Es ist ein "großzügiges Geschenk, das nicht alle Jahre vorkommt", formuliert es Garchings Bürgermeister Dietmar Gruchmann, "sondern wohl eher alle Jahrtausende". Überrascht war er, als in der Bürgersprechstunde im vergangenen November nicht wie üblich Bürger mit Sorgen und Anliegen an ihn herantraten, sondern zwei Wissenschaftler, Thomas Müller und Felix Hormuth. Mitgebracht hatten sie aber keine Sorgen, sondern einen ganzen Kleinplaneten. Weit draußen im Weltall, zwischen Mars und Jupiter, haben sie einen solchen Asteroiden entdeckt - und ihn nach der Stadt Garching benannt. "Das hat mich sehr gefreut, man kriegt schließlich nicht so oft einen Planeten geschenkt", erinnert sich Gruchmann und fügt lachend an: "Das sind natürlich gigantische Perspektiven für die Stadtentwicklung."
So eine Entdeckung passiert oftmals eher zufällig, wie der Heidelberger Astronom Hormuth erklärt. "Man beobachtet eigentlich etwas anderes und stellt dann fest, dass sich da ein Punkt bewegt." Ein Punkt, viel mehr ist der Kleinplanet Garching noch nicht. Sein Durchmesser könnte bis zu zwei Kilometern betragen, wie er aber genau geformt ist, bleibt unklar.
Dafür können die Forscher seine Flugbahn relativ genau voraussagen. Das ist auch Voraussetzung, um einen Kleinplaneten benennen zu dürfen, schließlich sollte man ihn später auch wiederfinden können. "Es gibt nichts Peinlicheres, als wenn ein Kleinplanet benannt wird und der dann auf einmal weg ist", sagt Hormuth. Bei der Namensgebung, über die die Internationale Astronomie Union entscheidet, ist der Entdecker ziemlich frei. Seriös sollte der Vorschlag aber sein - Forscher und Orte sind in Ordnung, Haustiere oder der Entdecker selbst als Namenspate eher nicht. Von den ungefähr 700 000 entdeckten Kleinplaneten wurden bisher 19 000 benannt.
Die Bewohner der Stadt Garching könnten ihren neuesten Zuwachs im Januar selbst beobachten, dann ist der Asteroid der Erde am nächsten.

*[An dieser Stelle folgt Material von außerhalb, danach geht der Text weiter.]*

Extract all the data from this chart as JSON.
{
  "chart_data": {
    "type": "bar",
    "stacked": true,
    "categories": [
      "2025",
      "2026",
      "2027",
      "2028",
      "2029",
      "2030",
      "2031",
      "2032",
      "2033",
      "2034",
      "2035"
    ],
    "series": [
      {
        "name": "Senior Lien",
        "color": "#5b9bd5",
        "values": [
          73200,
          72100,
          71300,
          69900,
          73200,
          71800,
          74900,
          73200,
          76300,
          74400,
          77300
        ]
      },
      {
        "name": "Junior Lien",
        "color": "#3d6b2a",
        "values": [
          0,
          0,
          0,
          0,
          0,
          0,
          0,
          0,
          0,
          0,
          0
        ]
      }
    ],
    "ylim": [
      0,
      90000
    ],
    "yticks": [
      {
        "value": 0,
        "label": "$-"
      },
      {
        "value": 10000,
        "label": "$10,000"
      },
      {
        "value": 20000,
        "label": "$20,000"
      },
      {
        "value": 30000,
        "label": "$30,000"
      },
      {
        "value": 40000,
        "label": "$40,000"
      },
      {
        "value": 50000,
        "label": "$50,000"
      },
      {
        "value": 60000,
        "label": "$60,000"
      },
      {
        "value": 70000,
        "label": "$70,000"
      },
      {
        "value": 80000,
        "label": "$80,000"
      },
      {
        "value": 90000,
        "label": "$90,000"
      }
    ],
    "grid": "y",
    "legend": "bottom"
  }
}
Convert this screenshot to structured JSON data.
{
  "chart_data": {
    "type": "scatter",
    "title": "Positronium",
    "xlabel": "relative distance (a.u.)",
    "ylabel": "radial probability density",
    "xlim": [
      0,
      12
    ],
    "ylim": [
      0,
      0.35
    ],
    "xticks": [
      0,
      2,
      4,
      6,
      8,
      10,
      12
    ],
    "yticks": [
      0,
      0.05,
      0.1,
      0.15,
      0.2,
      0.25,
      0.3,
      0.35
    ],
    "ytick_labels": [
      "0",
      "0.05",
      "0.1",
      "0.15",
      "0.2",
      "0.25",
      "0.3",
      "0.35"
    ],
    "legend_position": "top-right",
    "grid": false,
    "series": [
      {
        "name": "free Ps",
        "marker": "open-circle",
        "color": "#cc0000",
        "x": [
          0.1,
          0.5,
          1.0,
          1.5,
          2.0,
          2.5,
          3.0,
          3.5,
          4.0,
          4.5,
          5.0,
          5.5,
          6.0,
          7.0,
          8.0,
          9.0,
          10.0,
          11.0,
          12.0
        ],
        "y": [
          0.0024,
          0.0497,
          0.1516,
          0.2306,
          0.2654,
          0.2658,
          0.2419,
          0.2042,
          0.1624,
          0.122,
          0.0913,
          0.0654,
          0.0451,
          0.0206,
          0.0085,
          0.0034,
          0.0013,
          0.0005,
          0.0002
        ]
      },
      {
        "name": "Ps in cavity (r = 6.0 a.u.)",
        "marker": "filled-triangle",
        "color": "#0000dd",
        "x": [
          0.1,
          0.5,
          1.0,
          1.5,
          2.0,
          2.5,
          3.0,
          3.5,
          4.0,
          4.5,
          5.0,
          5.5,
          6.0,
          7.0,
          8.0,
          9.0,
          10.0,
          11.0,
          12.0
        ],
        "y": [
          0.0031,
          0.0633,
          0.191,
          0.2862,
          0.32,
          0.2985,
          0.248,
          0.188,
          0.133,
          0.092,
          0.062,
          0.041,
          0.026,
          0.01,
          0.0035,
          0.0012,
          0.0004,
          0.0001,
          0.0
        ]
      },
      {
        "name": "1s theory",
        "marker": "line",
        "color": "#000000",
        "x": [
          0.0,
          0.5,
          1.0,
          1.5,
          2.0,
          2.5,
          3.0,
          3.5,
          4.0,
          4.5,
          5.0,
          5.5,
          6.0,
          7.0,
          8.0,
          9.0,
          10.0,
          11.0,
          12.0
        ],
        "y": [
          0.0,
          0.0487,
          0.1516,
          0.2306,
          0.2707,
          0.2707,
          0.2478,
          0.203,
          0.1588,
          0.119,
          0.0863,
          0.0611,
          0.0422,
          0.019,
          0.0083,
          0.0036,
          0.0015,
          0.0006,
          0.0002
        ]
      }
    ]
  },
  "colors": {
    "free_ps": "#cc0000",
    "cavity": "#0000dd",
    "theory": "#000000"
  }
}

Die Hobbyforscher bräuchten dann allerdings ein Teleskop mit 40 bis 50 Zentimetern Durchmesser, denn mit dem bloßen Auge ist der Kleinplanet Garching nicht zu sehen. Theoretisch sei es mit einem solchen Amateur-Teleskop auch möglich, eigene Entdeckungen zu machen, sagt Hormuth, schränkt allerdings ein: "Langsam sind alle sehr hellen Kleinplaneten gesichtet, dadurch wird das immer schwerer." Hormuth hat in seiner Laufbahn nun schon etliche Kleinplaneten entdeckt. Allein 45 Entdeckungen von ihm warten noch auf einen Namen.
Die Idee, dass Garching ein extraterrestrisches Pendant bekommen soll, kam Hormuths Kollegen Thomas Müller. Der ist wissenschaftlicher Mitarbeiter am Max-Planck-Institut für extraterrestrische Physik in Garching, wo Hormuth vor knapp zehn Jahren während seines Studiums ein Praktikum absolviert hat. Aber nur weil diese Namensentscheidung im Frühsommer in einem Garchinger Biergarten gefallen ist, sollte man nicht von einer Schnapsidee ausgehen. "Astronomie hat hier eine gute Tradition, da liegt das nahe", erklärt Hormuth.
Außerdem sei Garching international für seine Forschung bekannt. "Die Wissenschaft fühlt sich wohl in Garching", meint auch Thomas Müller. "Meine Familie fühlt sich auch wohl hier. Das ist auch so eine Art Dankeschön an die Stadt." Sein Kollege Hormuth sei ein "sehr erfahrener Beobachter". Er selbst sei eher für die wissenschaftliche Charakterisierung der Himmelskörper zuständig. Ein schönes Zusammenspiel sei das, denn: "Ohne Entdecker können wir auch nichts charakterisieren."
Der Kleinplanet Garching hat einen Durchmesser von 500 Metern bis zwei Kilometern. "Es ist ein großer Gesteinsbrocken", so Müller. "Er besteht wahrscheinlich zum Teil aus Silikaten oder Eisen." Und davon mal abgesehen, dass auf der Nachtseite Temperaturen von bis zu minus 200 Grad Celsius erreicht werden und man nach dem heutigen Stand der Technik zwei bis drei Jahre bräuchte, um dorthin zu gelangen, ist sich Müller sicher: "Für einen Urlaub ist der Kleinplanet Garching nun wirklich nicht geeignet."